Но смотрела монахиня не на нее, на Сигизмундуса, который делал вид, будто бы всецело увлечен очередною книженцией.
— И вам, и вам. — Сигизмундус перелистнул страницу, а монахиню не удостоил и кивка, более того, весь вид его, сгорбившегося над книгою, наглядно демонстрировал, что, помимо оной книги, не существует для Сигизмундуса никого и ничего.
Монахиня хмыкнула и перекрестилась. Под тяжкою поступью ее скрипел, прогибался дощатый пол.
Последним появился мрачного обличья парень.
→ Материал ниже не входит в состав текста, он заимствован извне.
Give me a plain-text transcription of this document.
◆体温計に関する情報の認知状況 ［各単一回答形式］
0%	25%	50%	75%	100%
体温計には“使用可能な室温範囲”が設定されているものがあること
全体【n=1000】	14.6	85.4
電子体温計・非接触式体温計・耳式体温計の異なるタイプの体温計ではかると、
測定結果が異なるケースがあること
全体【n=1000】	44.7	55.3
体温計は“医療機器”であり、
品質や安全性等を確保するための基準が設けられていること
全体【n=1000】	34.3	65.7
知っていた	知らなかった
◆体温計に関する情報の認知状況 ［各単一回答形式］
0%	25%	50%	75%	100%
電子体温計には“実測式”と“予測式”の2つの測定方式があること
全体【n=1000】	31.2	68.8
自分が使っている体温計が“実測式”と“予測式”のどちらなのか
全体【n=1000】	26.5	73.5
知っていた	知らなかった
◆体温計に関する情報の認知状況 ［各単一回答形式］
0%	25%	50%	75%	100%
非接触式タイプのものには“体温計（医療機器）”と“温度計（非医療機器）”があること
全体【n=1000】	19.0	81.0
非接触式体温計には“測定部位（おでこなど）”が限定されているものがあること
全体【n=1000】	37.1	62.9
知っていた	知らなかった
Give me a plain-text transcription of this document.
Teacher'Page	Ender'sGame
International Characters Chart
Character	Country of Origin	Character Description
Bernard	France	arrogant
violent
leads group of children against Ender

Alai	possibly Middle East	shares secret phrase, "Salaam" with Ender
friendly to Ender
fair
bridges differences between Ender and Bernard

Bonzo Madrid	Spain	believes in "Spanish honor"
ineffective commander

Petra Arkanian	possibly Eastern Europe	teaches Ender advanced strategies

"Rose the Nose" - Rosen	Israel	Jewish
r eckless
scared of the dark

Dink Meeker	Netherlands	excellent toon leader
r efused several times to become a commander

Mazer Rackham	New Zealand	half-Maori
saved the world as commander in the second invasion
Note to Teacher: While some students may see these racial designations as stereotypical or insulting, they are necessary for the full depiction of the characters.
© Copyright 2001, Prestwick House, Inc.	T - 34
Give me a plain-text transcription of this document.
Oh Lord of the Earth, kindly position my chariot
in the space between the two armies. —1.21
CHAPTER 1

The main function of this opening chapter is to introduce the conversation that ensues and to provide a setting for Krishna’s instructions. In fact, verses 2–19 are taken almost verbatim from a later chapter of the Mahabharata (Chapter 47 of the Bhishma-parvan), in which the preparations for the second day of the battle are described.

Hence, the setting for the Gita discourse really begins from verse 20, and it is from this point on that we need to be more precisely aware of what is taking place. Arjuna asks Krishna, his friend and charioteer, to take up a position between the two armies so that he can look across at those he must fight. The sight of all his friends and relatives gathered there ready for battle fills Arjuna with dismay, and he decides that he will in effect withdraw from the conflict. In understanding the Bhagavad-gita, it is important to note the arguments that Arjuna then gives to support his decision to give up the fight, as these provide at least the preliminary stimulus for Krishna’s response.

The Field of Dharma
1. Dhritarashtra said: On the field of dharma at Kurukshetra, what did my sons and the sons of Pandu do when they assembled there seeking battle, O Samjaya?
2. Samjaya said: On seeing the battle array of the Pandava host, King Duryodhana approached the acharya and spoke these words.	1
Был он болезненно бледен и носат, по самый нос кутался в черный плащ, из складок которого выглядывали белые кисти. В руках парень тащил саквояж, что характерно, тоже черный, разрисованный зловещими символами.
Шел он, глядя исключительно под ноги, и, кажется, об иных пассажирах вовсе не догадывался…
— Интересно, — пробормотал Сигизмундус, который от книги все ж отвлекся, но исключительно за-ради черствого пирожка, — очень интересно…
Что именно было ему интересно, Евдокия так и не поняла.
Третий гудок, возвестивший об отправлении поезда, отозвался в голове ее долгой ноющей болью. Вагон же вновь содрогнулся, под ним что-то заскрежетало протяжно и как-то совсем уж заунывно… а за окном поползли серые, будто припыленные деревья.
До конечной станции оставались сутки пути.
Гавриил тяготился ожиданием.
— …а вот, помнится, были времена… — Густое сопрано панны Акулины заполнило гостиную, заставляя пана Вильчевского болезненно кривиться.
От громкого голосу дребезжали стеклышки в окнах. А вдруг, не приведите боги, треснут? Аль вовсе рассыплются?
И сама-то гостья в затянувшемся своем гостевании отличалась немалым весом, телом была обильна, а нравом вздорна. Оттого и не смел пан Вильчевский делать замечание, глядя на то, как раскачивается она в кресле. Оно-то, может, и верно, что креслице оное, с полозьями, было для качания изначально предназначено, но ведь возрасту оно немалого! Небось еще бабку самого пана Вильчевского помнило и матушку его… и к креслу сему, впрочем, как и ко всей другой мебели, и не только мебели, относился он с превеликим уважением.